One pretty tile does not make a winning hand, just as one latent ability does not make a successful career. Maybe you really enjoyed theater in grade school, but that does not mean you should head straight to Broadway. Take stock of what you have and how it fits together to create some synergy. Squaring up the hand you wanted to play vs. the hand you have can take some doing, both in mah jongg and in life, but it’s always important to work with what you’ve got.

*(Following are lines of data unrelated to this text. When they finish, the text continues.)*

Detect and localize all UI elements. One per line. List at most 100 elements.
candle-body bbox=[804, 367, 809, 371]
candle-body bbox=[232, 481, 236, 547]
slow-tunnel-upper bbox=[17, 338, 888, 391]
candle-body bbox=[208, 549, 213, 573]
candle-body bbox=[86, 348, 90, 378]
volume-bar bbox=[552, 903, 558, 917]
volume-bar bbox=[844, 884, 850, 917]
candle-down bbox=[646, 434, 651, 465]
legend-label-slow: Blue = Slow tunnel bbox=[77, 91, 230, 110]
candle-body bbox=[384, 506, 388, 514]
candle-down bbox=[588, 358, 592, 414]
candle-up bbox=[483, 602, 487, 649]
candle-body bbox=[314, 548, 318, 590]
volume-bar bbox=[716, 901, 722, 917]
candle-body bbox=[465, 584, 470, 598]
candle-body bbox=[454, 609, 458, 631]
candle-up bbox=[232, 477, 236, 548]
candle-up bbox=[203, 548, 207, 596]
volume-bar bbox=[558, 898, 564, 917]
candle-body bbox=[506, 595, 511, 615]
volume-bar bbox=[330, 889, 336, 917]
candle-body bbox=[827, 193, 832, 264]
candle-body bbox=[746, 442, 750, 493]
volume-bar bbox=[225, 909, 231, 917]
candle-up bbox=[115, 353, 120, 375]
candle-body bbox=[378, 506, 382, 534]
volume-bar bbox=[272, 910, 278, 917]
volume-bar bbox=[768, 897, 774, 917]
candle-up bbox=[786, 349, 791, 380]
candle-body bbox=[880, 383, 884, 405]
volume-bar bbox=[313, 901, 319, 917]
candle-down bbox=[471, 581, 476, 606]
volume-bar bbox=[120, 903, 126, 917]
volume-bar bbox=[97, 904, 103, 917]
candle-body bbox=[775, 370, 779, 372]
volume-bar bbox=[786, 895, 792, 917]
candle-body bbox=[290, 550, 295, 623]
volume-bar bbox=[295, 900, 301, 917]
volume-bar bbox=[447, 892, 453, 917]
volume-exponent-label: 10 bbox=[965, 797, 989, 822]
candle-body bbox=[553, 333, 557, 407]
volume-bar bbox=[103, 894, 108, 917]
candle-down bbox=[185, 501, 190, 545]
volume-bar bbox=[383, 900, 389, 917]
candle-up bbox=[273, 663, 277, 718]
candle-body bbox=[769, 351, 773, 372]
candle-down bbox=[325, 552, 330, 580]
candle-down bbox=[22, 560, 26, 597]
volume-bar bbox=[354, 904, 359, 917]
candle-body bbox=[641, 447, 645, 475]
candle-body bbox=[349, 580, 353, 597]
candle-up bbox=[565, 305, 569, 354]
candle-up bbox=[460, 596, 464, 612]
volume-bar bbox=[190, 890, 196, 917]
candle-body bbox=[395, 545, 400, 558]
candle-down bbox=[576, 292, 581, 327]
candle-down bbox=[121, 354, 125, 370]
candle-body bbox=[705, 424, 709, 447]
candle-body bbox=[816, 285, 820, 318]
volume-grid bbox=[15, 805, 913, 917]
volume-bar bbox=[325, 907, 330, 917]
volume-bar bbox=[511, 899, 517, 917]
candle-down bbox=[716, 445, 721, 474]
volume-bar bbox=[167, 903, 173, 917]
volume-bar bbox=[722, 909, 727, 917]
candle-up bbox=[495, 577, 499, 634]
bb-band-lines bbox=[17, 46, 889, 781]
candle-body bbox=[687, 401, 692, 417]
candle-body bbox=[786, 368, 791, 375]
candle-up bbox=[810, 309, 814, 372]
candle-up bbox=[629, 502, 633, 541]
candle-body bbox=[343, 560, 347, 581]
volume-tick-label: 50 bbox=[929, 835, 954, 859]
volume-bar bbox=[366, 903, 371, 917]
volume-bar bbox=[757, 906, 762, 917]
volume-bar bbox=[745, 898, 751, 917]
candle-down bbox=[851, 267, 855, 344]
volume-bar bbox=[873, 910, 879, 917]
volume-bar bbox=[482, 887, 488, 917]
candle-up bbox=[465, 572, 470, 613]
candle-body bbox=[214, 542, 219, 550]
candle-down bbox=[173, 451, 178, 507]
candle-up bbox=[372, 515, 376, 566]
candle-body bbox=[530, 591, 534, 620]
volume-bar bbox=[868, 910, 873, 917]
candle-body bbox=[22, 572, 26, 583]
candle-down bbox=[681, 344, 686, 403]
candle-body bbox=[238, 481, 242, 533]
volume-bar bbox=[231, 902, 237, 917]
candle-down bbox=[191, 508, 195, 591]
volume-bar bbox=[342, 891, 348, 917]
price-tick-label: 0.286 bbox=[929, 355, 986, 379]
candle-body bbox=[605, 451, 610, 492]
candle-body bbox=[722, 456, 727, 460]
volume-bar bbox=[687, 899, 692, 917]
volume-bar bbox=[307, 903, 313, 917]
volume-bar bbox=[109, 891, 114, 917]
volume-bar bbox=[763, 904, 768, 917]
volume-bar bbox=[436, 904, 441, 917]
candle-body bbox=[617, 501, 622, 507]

4. Spread the love and knowledge.
Teaching others the tips and tricks you’ve picked up along the way will ultimately be an advantage to you and to others. Sure, if all your fellow players can predict your moves, you might not be able to win by bluffing, but you will have more people to play with. There will be more people hosting, teaching and playing, and you will be adding more joy and connection to your circle. Same goes for any other hobbies or gifts you may have — pass them on! A rising tide, as they say, lifts all boats.
5. Make it a mitzvah.
If you’re lucky, you have people in your circle like my friend Jennie, who takes what she loves to the next level. After realizing that it would be so much easier for a bunch of tired moms to play in pajamas, for example, she planned a pajama game night and turned it into a charity event. Late last year, Pajama Game Night took place at a beautiful country club with some 200 players to benefit Sweet Dream Makers, a local charity. Due to her efforts (and mah jongg), we helped provide more than 50 beds for needy families in our community. Leave it to Jewish women to take up a popular Chinese game and use it to help make the world a better place. You might think this is a game, but we’re not just playing around — mah jongg is a way of life.